Okay. I need to preface this with the fact that I love my husband and he is wonderful. He and I have struggled since baby, because of normal things. But today I'm feeling the need to rant and its long and annoying.
Recently ive been thinking/talking about/wrestling with the decision to switch to all formula. I can't nurse at all except in the middle of the night when DS is asleep because of nipple confusion (didn't know it was a thing and Doctor told me to bottle feed before 2 weeks, thanks a lot) so I've been pumping. But it's hard and I never have been able to pump enough to keep up with my very hungry baby.
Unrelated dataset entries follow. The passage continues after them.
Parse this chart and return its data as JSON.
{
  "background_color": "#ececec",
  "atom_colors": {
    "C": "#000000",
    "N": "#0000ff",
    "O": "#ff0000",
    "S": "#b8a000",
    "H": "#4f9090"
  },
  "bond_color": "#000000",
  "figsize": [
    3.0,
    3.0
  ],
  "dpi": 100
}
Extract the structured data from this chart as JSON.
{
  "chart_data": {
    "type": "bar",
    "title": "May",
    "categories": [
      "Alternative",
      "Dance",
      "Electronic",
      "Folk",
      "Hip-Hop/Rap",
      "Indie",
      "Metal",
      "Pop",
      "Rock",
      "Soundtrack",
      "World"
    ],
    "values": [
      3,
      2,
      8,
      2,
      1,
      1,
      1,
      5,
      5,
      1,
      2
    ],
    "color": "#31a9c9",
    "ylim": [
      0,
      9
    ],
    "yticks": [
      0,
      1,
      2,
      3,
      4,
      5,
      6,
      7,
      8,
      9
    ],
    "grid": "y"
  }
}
Anyway on top of that, DS still wakes up every 2.5 to 3 hours (at best) at night and I'm beyond exhausted. I get up at 5:30 to go to work and get to bed early enough that my mom is te one putting baby to bed and I hate it, but I need the sleep. Well I mentioned trying to move DS into his own room so that every little grunt wouldn't wake me and my husband's response was "I think it's a little too close to our decision not to breastfeed to make any calls". Now yes, we talked through much of my decision together, but since I'm the one with the boobs and I'm the one waking up all night, why does it get to be *our* decision? Then he said that he would take the baby at night and sleep downstairs so I could sleep because I'm "so unhappy without sleep". But then I wouldn't be doing anything. Not getting baby up, not getting him dressed, not putting him to bed, not getting up with him at night, not feeding him. And I can't handle that. So now he thinks I'm not respecting his authority because I won't just let him take over.
I guess what I'm saying is... Eff that noise. I get to be exhausted and weepy and I get to make sacrifices and decisions that he has to respect because I'm mom. Right?